Yep final sanding with a 10x Optivisor. Western Maple Burl, WIP. From @El Guapo Andrew.

Reactions: Like 2 | EyeCandy! 11 | Way Cool 1


----------



## Rocking RP (May 22, 2019)

Very beautiful:)

Reactions: Thank You! 1


----------



## ripjack13 (May 22, 2019)

Those are handy.

Beautiful looking handle work Neil.

Reactions: Thank You! 1


----------



## Nature Man (May 22, 2019)

Most awesome! Can't stop looking at it! Chuck

Reactions: Thank You! 1


----------



## T. Ben (May 23, 2019)

Those are stunning!!

Reactions: Thank You! 1


----------



## Lou Currier (May 23, 2019)

I see scratches


----------



## barry richardson (May 23, 2019)

Nice! whats your final sanding grit?


----------



## Echoashtoreth (May 23, 2019)

And the finish?


----------



## NeilYeag (May 23, 2019)

Lou Currier said:


> I see scratches



Yep this is up to about 500, just some initial oil for the glamour shot ha!!! Worked at it for another hour or so. Think it is pretty good now....



barry richardson said:


> Nice! whats your final sanding grit?



I go to 1500. I am sure it is overkill but I just enjoy doing it. 



Echoashtoreth said:


> And the finish?



This is just Teak Oil. I will end up putting a few dozen coats over the course of several days. No idea how much really penetrated in the stabilized material but it does seem that it does, and it leaves a really silky finish which I like.

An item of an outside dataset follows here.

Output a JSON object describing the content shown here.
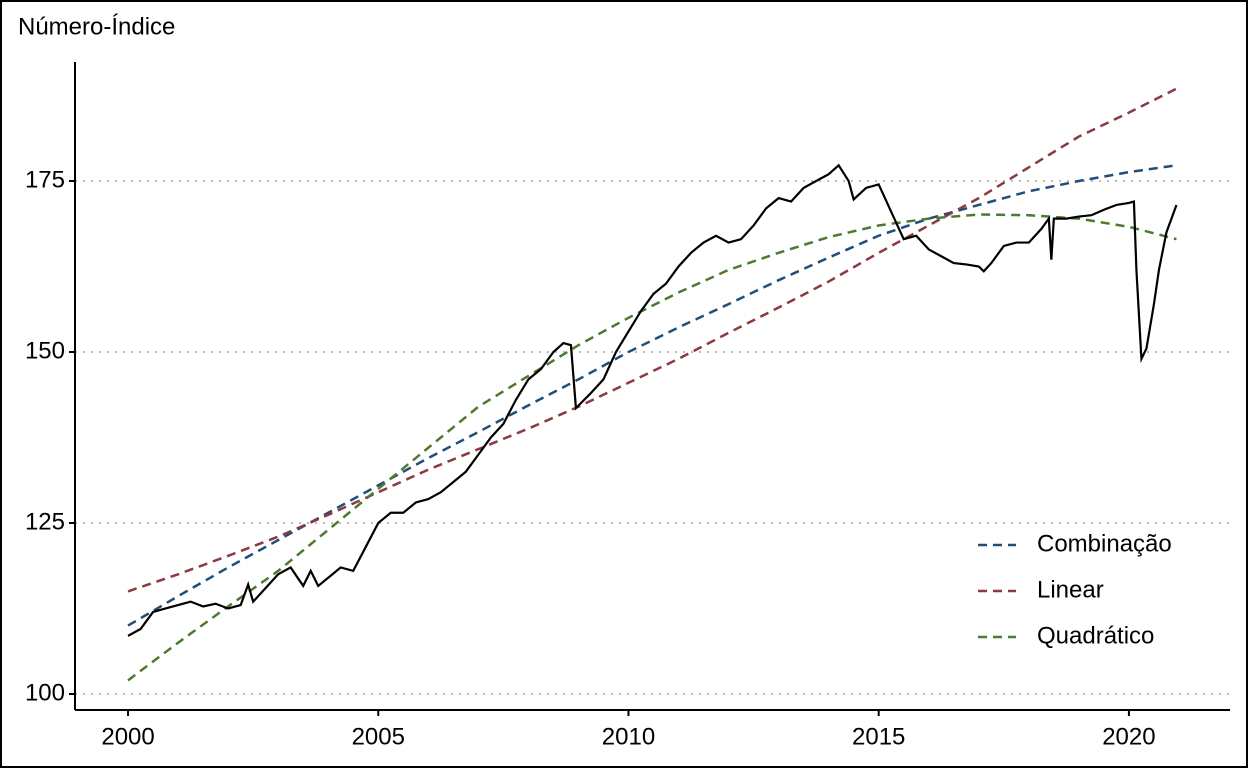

Then I will go with a white compound buff with the soft wheel. Will post the final when all done.

Reactions: Like 3


----------



## T. Ben (May 24, 2019)




----------



## Chris S. (May 25, 2019)

Nice work Neil. Looking good. Can't wait to see finished knife.


----------



## milkbaby (May 29, 2019)

Looking good so far!


----------